Nuits de paresse: 10/02/07

10.02.2007

La Question Humaine

Me voilà bien embêté. J’ai vu un film qui m’a ennuyé, un film que j’ai trouvé verbeux, prétentieux, mal joué, esthétiquement inintéressant, sans rythme, et pour tout dire affreusement parisien. S’il était encore possible d’en rajouter, dans le cinéma le plus imbécilement branchouille de Paris, le soir d’une sauterie organisée par l’Adami. En temps normal, il m’aurait fallu me concentrer un bon moment pour me souvenir ce que j’avais bien pu voir la veille. Pourtant, non seulement je me souviens parfaitement de ce film, de l’ambiance, de tout ce que nous avons pu en dire au sortir de la salle de projection, mais en plus je sais que je m’en souviendrai un bon bout de temps.

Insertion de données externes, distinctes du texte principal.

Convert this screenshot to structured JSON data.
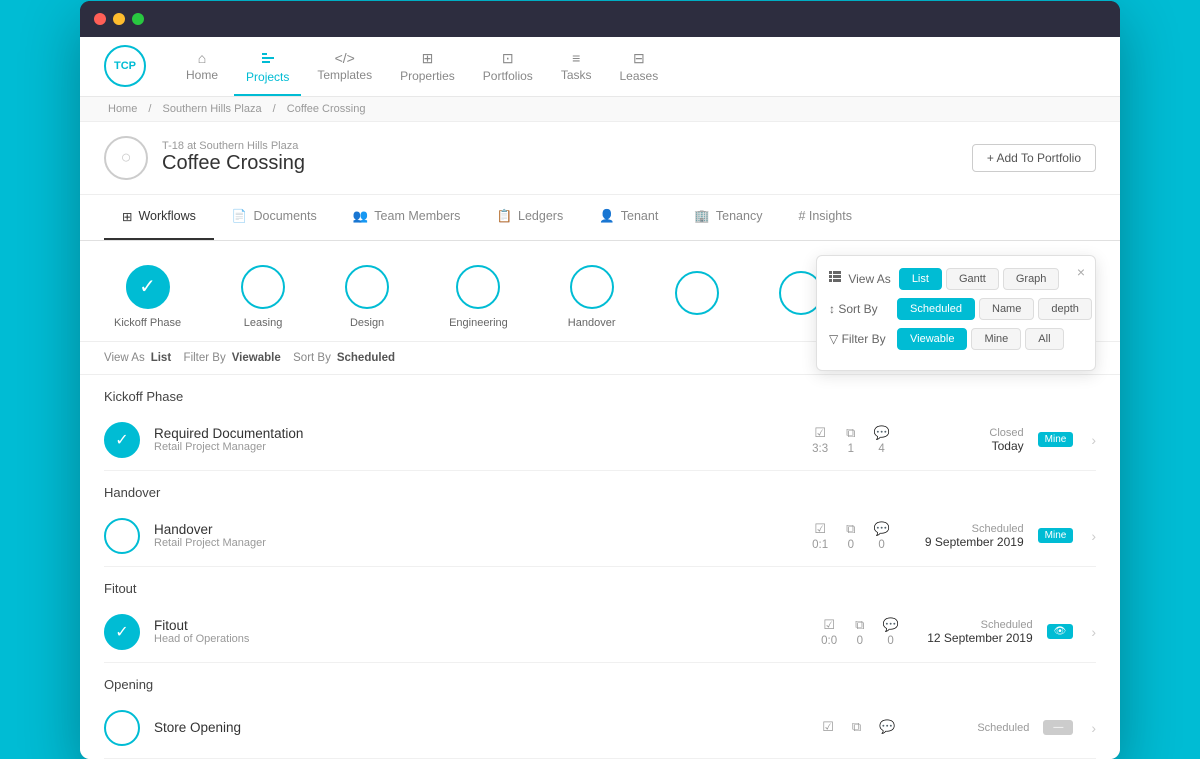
{
  "browser": {
    "traffic_lights": [
      "red",
      "yellow",
      "green"
    ]
  },
  "nav": {
    "logo": "TCP",
    "items": [
      {
        "label": "Home",
        "icon": "⌂",
        "active": false
      },
      {
        "label": "Projects",
        "icon": "◈",
        "active": true
      },
      {
        "label": "Templates",
        "icon": "</>",
        "active": false
      },
      {
        "label": "Properties",
        "icon": "⊞",
        "active": false
      },
      {
        "label": "Portfolios",
        "icon": "⊡",
        "active": false
      },
      {
        "label": "Tasks",
        "icon": "≡",
        "active": false
      },
      {
        "label": "Leases",
        "icon": "⊟",
        "active": false
      }
    ]
  },
  "breadcrumb": {
    "items": [
      "Home",
      "/",
      "Southern Hills Plaza",
      "/",
      "Coffee Crossing"
    ]
  },
  "project": {
    "subtitle": "T-18 at Southern Hills Plaza",
    "title": "Coffee Crossing",
    "add_portfolio_label": "+ Add To Portfolio"
  },
  "tabs": [
    {
      "label": "Workflows",
      "icon": "⊞",
      "active": true
    },
    {
      "label": "Documents",
      "icon": "📄",
      "active": false
    },
    {
      "label": "Team Members",
      "icon": "👥",
      "active": false
    },
    {
      "label": "Ledgers",
      "icon": "📋",
      "active": false
    },
    {
      "label": "Tenant",
      "icon": "👤",
      "active": false
    },
    {
      "label": "Tenancy",
      "icon": "🏢",
      "active": false
    },
    {
      "label": "# Insights",
      "icon": "",
      "active": false
    }
  ],
  "workflow_steps": [
    {
      "label": "Kickoff Phase",
      "completed": true
    },
    {
      "label": "Leasing",
      "completed": false
    },
    {
      "label": "Design",
      "completed": false
    },
    {
      "label": "Engineering",
      "completed": false
    },
    {
      "label": "Handover",
      "completed": false
    },
    {
      "label": "",
      "completed": false
    },
    {
      "label": "",
      "completed": false
    }
  ],
  "view_controls": {
    "view_as_label": "View As",
    "view_as_value": "List",
    "filter_by_label": "Filter By",
    "filter_by_value": "Viewable",
    "sort_by_label": "Sort By",
    "sort_by_value": "Scheduled"
  },
  "phases": [
    {
      "name": "Kickoff Phase",
      "rows": [
        {
          "title": "Required Documentation",
          "subtitle": "Retail Project Manager",
          "completed": true,
          "tasks": "3:3",
          "copies": "1",
          "comments": "4",
          "status": "Closed",
          "date": "Today",
          "badge_type": "mine"
        }
      ]
    },
    {
      "name": "Handover",
      "rows": [
        {
          "title": "Handover",
          "subtitle": "Retail Project Manager",
          "completed": false,
          "tasks": "0:1",
          "copies": "0",
          "comments": "0",
          "status": "Scheduled",
          "date": "9 September 2019",
          "badge_type": "mine"
        }
      ]
    },
    {
      "name": "Fitout",
      "rows": [
        {
          "title": "Fitout",
          "subtitle": "Head of Operations",
          "completed": true,
          "tasks": "0:0",
          "copies": "0",
          "comments": "0",
          "status": "Scheduled",
          "date": "12 September 2019",
          "badge_type": "eye"
        }
      ]
    },
    {
      "name": "Opening",
      "rows": [
        {
          "title": "Store Opening",
          "subtitle": "",
          "completed": false,
          "tasks": "",
          "copies": "",
          "comments": "",
          "status": "Scheduled",
          "date": "",
          "badge_type": "dash"
        }
      ]
    }
  ],
  "popup": {
    "view_as_label": "View As",
    "sort_by_label": "Sort By",
    "filter_by_label": "Filter By",
    "view_options": [
      "List",
      "Gantt",
      "Graph"
    ],
    "sort_options": [
      "Scheduled",
      "Name",
      "depth"
    ],
    "filter_options": [
      "Viewable",
      "Mine",
      "All"
    ],
    "active_view": "List",
    "active_sort": "Scheduled",
    "active_filter": "Viewable",
    "close_label": "×"
  }
}
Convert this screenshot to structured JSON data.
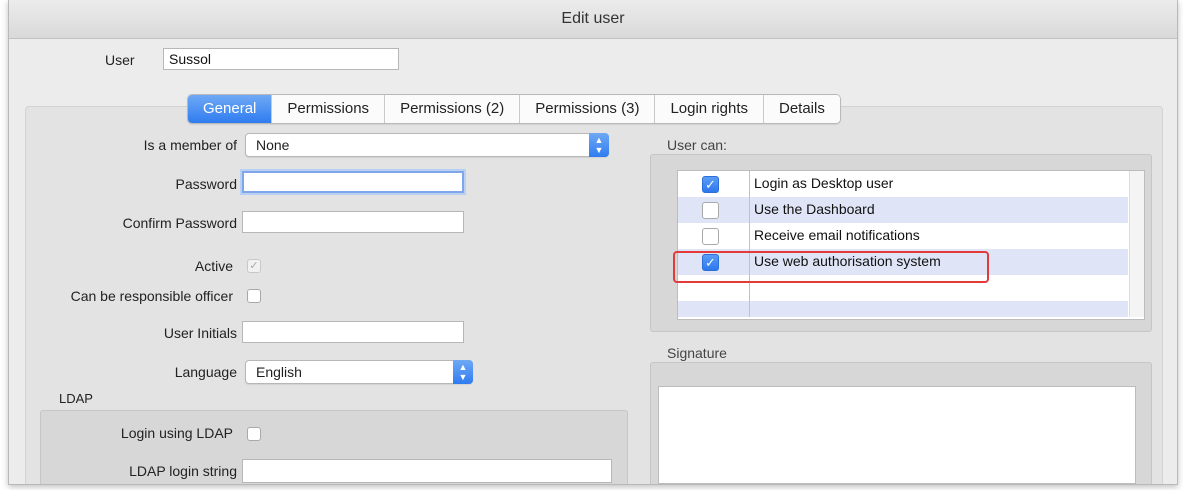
{
  "window": {
    "title": "Edit user"
  },
  "user": {
    "label": "User",
    "value": "Sussol"
  },
  "tabs": [
    "General",
    "Permissions",
    "Permissions (2)",
    "Permissions (3)",
    "Login rights",
    "Details"
  ],
  "form": {
    "member_label": "Is a member of",
    "member_value": "None",
    "password_label": "Password",
    "confirm_label": "Confirm Password",
    "active_label": "Active",
    "responsible_label": "Can be responsible officer",
    "initials_label": "User Initials",
    "language_label": "Language",
    "language_value": "English"
  },
  "ldap": {
    "title": "LDAP",
    "login_using_label": "Login using LDAP",
    "login_string_label": "LDAP login string"
  },
  "user_can": {
    "title": "User can:",
    "items": [
      {
        "label": "Login as Desktop user",
        "checked": true
      },
      {
        "label": "Use the Dashboard",
        "checked": false
      },
      {
        "label": "Receive email notifications",
        "checked": false
      },
      {
        "label": "Use web authorisation system",
        "checked": true
      }
    ]
  },
  "signature": {
    "title": "Signature"
  },
  "colors": {
    "accent": "#2f7cf0",
    "highlight": "#e43a3a",
    "row_alt": "#dfe4f7"
  }
}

Un film (français) qui veut démontrer quelque chose est obligé de cumuler tout ce que j’ai pu dire sur ce film en particulier. Film engagé mais peu engageant, qui veut éveiller mais qui endort et qui traite un sujet d’une grande subtilité de manière grossière, il faut donc que son sujet le dépasse. Je laisse donc l’histoire pour présenter le fond. Dernière chose contre ce film, il ne sera pas vu par ceux auxquels il s’adresse, pour ne s’adresser qu’à ceux qui seraient capables de le décrypter mais qui n’ont rien à y lire. Un film digne de la République de Weimar.

Il traite de l’héritage de la taxinomie nazi.

Il est directement inspiré de l’œuvre de Klemperer sur la Langue du Troisième Reich. Il veut démontrer l’actualité de cet héritage en fusionnant le discours nazi et le discours du maître (ici celui de la structure du pouvoir en entreprise). Il se sert pour porter cette démonstration du nouvel interprète du maître, le fameux psychologue-RH. Il élabore, à la manière du Docteur Gabel, un parallèle entre la fausse conscience individuelle et l’aliénation collective. Il décrit les effets de bord de ce nouveau discours pour en saisir de manière poétique le cœur même. Le discours du maître est un discours antidialectique qui détruit tout mouvement ; il pétrifie l’individu, le déshumanise, le transformant en « corps ». Les mots morts génèrent des cadavres. Un passage de ce film reprend l’idée de Brecht sur la responsabilité de chacun des participants, même à la plus petite échelle, à cette œuvre de destruction systématique. Comment s’en sortir ? Le film ne le dit pas. Il s’achève sur un quatuor qui exécute un air comme ils (nous ?) exécutaient (ions ?) à Auschwitz.

En est-on arrivé là ? Le diagnostic est réservé. Le ventre etc.